The Company has not authorized any offer to the public of securities in any
Member State of the European Economic Area, including Finland. With respect to
each Member State of the European Economic Area, including Finland, which has
implemented the Prospectus Directive (each, a "Relevant Member State"), no
action has been undertaken or will be undertaken to make an offer to the public
of securities requiring publication of a prospectus in any Relevant Member
State. As a result, the securities may only be offered in Relevant Member States
(a) to any legal entity which is a qualified investor as defined in the
Prospectus Directive; or (b) in any other circumstances falling within Article
3(2) of the Prospectus Directive. For the purposes of this paragraph, the
expression an "offer of securities to the public" means the communication in any
form and by any means of sufficient information on the terms of the offer and
the securities to be offered so as to enable an investor to decide to exercise,
purchase or subscribe the securities, as the same may be varied in that Member
State by any measure implementing the Prospectus Directive in that Member State
and the expression "Prospectus Directive" means Directive 2003/71/EC (and
amendments thereto, including the 2010 PD Amending Directive, to the extent
implemented in the Relevant Member State), and includes any relevant
implementing measure in the Relevant Member State and the expression "2010 PD
Amending Directive" means Directive 2010/73/EU.
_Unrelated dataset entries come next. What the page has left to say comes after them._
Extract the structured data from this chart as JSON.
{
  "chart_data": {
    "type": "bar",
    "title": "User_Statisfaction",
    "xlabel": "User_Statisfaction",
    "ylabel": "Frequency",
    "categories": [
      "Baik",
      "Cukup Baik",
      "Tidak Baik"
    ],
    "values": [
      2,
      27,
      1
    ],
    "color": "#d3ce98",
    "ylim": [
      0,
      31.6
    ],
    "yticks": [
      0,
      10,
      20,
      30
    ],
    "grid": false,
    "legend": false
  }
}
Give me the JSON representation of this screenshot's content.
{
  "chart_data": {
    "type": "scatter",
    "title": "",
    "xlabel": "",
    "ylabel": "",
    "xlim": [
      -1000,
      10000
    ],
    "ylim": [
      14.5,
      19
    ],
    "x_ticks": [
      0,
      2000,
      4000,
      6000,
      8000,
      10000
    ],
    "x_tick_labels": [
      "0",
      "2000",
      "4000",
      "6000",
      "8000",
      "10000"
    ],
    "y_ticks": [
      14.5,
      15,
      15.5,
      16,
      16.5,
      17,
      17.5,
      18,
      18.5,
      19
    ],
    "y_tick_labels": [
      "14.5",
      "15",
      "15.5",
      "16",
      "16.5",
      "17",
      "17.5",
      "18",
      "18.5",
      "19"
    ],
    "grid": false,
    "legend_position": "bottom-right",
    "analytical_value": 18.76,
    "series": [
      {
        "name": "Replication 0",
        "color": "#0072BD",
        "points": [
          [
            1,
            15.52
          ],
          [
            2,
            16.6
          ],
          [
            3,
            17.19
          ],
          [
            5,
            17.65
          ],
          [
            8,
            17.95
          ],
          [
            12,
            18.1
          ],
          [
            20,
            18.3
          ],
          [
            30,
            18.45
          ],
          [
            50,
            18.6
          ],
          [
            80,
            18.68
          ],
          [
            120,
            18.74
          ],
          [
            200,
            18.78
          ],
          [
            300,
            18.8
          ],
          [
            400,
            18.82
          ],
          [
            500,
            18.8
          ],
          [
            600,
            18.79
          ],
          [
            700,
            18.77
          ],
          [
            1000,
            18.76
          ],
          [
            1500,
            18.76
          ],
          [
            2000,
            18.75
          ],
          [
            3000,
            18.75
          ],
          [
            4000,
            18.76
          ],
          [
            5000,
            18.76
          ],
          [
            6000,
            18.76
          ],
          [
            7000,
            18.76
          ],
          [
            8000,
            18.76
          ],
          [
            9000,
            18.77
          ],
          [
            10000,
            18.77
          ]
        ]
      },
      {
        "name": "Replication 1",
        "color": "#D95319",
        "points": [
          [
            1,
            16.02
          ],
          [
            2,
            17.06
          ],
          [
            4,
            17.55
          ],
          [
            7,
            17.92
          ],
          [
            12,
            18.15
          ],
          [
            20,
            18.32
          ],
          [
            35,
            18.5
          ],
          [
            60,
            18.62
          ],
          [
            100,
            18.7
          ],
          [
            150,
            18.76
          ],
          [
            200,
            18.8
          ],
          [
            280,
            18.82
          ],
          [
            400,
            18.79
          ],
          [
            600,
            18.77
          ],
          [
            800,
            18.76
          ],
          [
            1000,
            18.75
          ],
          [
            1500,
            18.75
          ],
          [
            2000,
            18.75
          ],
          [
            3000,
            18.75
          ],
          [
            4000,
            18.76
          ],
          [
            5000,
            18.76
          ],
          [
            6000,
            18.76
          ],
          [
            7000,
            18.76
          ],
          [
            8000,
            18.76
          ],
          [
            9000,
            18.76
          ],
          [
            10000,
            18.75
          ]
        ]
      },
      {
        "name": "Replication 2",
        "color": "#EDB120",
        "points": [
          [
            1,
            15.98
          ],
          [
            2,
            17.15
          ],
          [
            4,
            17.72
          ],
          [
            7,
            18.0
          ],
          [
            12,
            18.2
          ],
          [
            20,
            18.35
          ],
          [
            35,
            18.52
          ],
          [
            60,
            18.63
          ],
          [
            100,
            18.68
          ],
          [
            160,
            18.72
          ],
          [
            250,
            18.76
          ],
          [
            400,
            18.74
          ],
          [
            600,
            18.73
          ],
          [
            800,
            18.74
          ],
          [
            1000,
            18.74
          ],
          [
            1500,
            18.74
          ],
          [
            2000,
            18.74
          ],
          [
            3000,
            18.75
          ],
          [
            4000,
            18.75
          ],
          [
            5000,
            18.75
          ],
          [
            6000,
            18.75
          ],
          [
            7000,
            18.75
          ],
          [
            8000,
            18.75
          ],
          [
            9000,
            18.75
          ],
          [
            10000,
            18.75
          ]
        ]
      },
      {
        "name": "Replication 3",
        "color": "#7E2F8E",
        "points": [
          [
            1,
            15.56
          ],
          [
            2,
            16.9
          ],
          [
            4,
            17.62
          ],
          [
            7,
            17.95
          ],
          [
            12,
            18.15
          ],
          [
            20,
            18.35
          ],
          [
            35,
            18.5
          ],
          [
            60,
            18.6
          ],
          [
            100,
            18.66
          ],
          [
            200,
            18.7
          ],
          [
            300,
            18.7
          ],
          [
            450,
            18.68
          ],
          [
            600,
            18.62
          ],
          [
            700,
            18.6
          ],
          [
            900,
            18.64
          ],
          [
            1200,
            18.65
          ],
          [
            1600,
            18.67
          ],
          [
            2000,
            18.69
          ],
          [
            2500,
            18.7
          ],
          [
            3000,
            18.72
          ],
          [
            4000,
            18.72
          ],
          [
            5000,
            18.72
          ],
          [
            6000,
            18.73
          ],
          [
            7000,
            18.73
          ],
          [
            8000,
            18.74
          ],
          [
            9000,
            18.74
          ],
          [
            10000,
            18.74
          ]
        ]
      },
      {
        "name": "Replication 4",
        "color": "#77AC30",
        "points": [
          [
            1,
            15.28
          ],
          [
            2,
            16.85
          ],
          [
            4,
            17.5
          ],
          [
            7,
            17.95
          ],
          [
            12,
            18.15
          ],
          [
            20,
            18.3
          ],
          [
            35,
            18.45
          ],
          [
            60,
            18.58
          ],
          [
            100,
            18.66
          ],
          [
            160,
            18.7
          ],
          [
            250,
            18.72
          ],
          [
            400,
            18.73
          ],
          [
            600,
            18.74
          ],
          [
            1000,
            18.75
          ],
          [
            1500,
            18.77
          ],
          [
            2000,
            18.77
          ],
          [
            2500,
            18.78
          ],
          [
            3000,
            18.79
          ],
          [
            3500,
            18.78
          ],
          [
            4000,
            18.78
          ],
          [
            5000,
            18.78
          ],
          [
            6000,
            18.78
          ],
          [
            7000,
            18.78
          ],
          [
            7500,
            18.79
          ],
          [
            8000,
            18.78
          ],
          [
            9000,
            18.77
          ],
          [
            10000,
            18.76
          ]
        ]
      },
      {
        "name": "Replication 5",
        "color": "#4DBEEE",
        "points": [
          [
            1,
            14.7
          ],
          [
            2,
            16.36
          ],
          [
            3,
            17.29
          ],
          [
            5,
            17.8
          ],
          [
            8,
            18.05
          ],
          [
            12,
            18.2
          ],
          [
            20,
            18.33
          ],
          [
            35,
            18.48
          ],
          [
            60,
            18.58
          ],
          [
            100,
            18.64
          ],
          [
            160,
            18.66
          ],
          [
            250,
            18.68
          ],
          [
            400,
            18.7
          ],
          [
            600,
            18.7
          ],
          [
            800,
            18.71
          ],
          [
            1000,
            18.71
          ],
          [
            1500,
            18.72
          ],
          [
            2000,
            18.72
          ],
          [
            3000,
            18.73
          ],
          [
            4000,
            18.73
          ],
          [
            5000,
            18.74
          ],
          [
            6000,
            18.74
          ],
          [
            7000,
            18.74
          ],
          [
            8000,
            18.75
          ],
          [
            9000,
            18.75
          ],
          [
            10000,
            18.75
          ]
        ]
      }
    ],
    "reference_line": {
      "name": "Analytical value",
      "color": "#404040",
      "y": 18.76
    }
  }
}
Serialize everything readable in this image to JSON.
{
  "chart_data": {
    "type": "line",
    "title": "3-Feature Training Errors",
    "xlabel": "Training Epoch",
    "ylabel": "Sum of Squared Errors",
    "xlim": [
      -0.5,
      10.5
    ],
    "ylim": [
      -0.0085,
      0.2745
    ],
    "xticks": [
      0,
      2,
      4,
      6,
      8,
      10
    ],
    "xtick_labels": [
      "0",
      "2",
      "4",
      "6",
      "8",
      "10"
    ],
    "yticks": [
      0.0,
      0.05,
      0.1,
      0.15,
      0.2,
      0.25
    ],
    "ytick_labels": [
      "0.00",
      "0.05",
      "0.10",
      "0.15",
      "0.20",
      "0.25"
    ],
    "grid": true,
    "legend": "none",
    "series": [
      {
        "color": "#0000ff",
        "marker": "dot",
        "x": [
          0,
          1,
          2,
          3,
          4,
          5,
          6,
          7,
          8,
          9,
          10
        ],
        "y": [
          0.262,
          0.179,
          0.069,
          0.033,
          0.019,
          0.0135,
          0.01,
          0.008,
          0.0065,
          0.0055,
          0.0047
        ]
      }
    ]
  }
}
This communication is directed only at (i) persons who are outside the United
Kingdom or (ii) persons who have professional experience in matters relating to
investments falling within Article 19(5) of the Financial Services and Markets
Act 2000 (Financial Promotion) Order 2005 (the "Order") and (iii) high net worth
entities, and other persons to whom it may lawfully be communicated, falling
within Article 49(2) of the Order (all such persons together being referred to
as "relevant persons"). Any investment activity to which this communication
relates will only be available to and will only be engaged with, relevant
persons. Any person who is not a relevant person should not act or rely on this
document or any of its contents.

Forward-Looking Statements

This release may contain forward-looking statements regarding the proposed
timing and size of the public offering, all of which involve certain risks and
uncertainties. These statements are often, but are not always, made through the
use of words or phrases such as "believes,""anticipates,""expects,""intends,""plans,""seeks,""estimates,""may,""will,""could,""stands to,""continues,""we believe,""we intend," as well as similar expressions. Such forward-looking
statements may involve known and unknown risks, uncertainties and other factors
which might cause the actual results, financial condition, performance or
achievements of Biotie, or industry results, to be materially different from any
historic or future results, financial conditions, performance or achievements
expressed or implied by such forward-looking statements. Among the factors that
may result in differences are the inherent uncertainties associated with
competitive developments, clinical trial and product development activities,
regulatory approval requirements and estimating the commercial potential of our
product candidates. Given these uncertainties, the reader is advised not to
place any undue reliance on such forward-looking statements. These forward-
looking statements speak only as of the date of publication of this document.
Biotie expressly disclaims any obligation to update any such forward-looking
statements in this document to reflect any change in its expectations with
regard thereto or any change in events, conditions or circumstances on which any
such statement is based, unless required by law or regulation.